AJARAN HUKUM MURNI DARI HANS KELSEN

Uncategorized

AJARAN HUKUM MURNI DARI HANS KELSEN

 

Ajaran Hukum Murni atau Teori Hukum Murni (Pure Legal Theory, Reine Rechtslehre) adalah sebuah  buku tentang ajaran hukum yang ditulis/dikarang   oleh ahli teori hukum (legal theory, rechtstheorie, juridische theorie), yang bernama   Hans Kelsen, dan pertama kali diterbitkan pada tahun 1934. Ajaran Hukum Murni digolongkan pada aliran positivisme oleh karena pandangan – pandangan dan doktrin – doktrin yang dikemukakan oleh Kelsen tidak jauh berbeda dengan ajaran Austin. Hans Kelsen sebagai seorang Neo Kantian agak berbeda pemikirannya misalnya dengan Neo Kantian lain Rudolf Stammler. Hans Kelsen tegas tidak menganut berlakunya suatu hukum alam (natural law)  walaupun ia mengemukakan adanya asas – asas hukum umum (principles of general law, beginselen van algemeen recht) sebagaimana tercermin dalam Grundnorm/Urspungnorm.
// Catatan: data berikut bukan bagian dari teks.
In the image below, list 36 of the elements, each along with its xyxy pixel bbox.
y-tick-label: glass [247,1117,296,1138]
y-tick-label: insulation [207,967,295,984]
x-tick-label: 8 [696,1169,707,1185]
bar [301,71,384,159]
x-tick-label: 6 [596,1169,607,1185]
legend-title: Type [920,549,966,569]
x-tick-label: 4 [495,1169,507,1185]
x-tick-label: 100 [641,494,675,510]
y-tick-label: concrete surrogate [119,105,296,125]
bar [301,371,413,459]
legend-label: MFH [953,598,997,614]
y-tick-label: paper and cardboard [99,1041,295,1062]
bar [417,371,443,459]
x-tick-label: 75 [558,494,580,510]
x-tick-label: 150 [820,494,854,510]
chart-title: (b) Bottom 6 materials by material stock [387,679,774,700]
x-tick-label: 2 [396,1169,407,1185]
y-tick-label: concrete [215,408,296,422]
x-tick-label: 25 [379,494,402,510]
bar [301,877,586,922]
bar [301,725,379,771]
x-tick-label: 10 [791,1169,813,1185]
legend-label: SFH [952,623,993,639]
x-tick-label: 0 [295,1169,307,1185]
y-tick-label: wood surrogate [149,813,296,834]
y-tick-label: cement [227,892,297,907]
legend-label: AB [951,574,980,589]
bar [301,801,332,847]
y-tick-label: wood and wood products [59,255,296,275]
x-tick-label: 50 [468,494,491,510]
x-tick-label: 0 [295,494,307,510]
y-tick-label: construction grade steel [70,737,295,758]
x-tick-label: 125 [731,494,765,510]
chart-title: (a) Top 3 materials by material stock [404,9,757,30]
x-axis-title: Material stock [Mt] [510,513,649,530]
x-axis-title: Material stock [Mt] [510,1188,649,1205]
Sedangkan di pihak lain, Rudolf Stammler mengakui  dan menganut berlakunya suatu hukum alam walau ajaran hukum alam yang diintrodusirnya  adalah hukum alam yang tidak universal, tetapi daya berlakunya dibatasi oleh ruang dan waktu (limited space and time).

Dalam ajaran Hukum Murni ada 2 (dua)  prinsip  yang dikemukakan oleh Hans Kelsen, yaitu:

  1. Ajaran tentang hukum yang bersifat murni;
  2. Adanya hierarkis dari perundang – undangan (berasal dari muridnya Adolf Merkl, yang dikenal dikenal dengan ajaran Stufenbau des Recht);

Menurut Hans Kelsen, “Reine Rechtslehre merupakan satu ajaran umum tentang hukum. Tugasnya adalah menentukan metode khusus guna mempelajari dan mengetahui dasar – dasar fundamental dari segala macam hukum: bidangnya tidak terikat pada satu sistem hukum negara tertentu”.[1]  Hukum adalah sebuah sistem norma – norma (norms). Norma adalah pernyataan yang menekankan aspek “seharusnya”  (das sollen), dengan menyertakan beberapa peraturan tentang apa yang harus dilakukan. Norma – norma merupakan  produk dari aksi manusia yang deliberative (konsultatif). Kelsen meyakinini  bahwa hukum, yang merupakan pernyataan – pernyataan  “seharusnya”  tidak bisa direduksi ke dalam aksi – aksi alamiah. In conclusie, inti ajaran hukum murni Hans Kelsen ada adalah: “Bahwa hukum itu harus dibersihkan dari anasir – anasir yang, tidak yuridis seperti etis, sosiologis, politis dan sebagainya”.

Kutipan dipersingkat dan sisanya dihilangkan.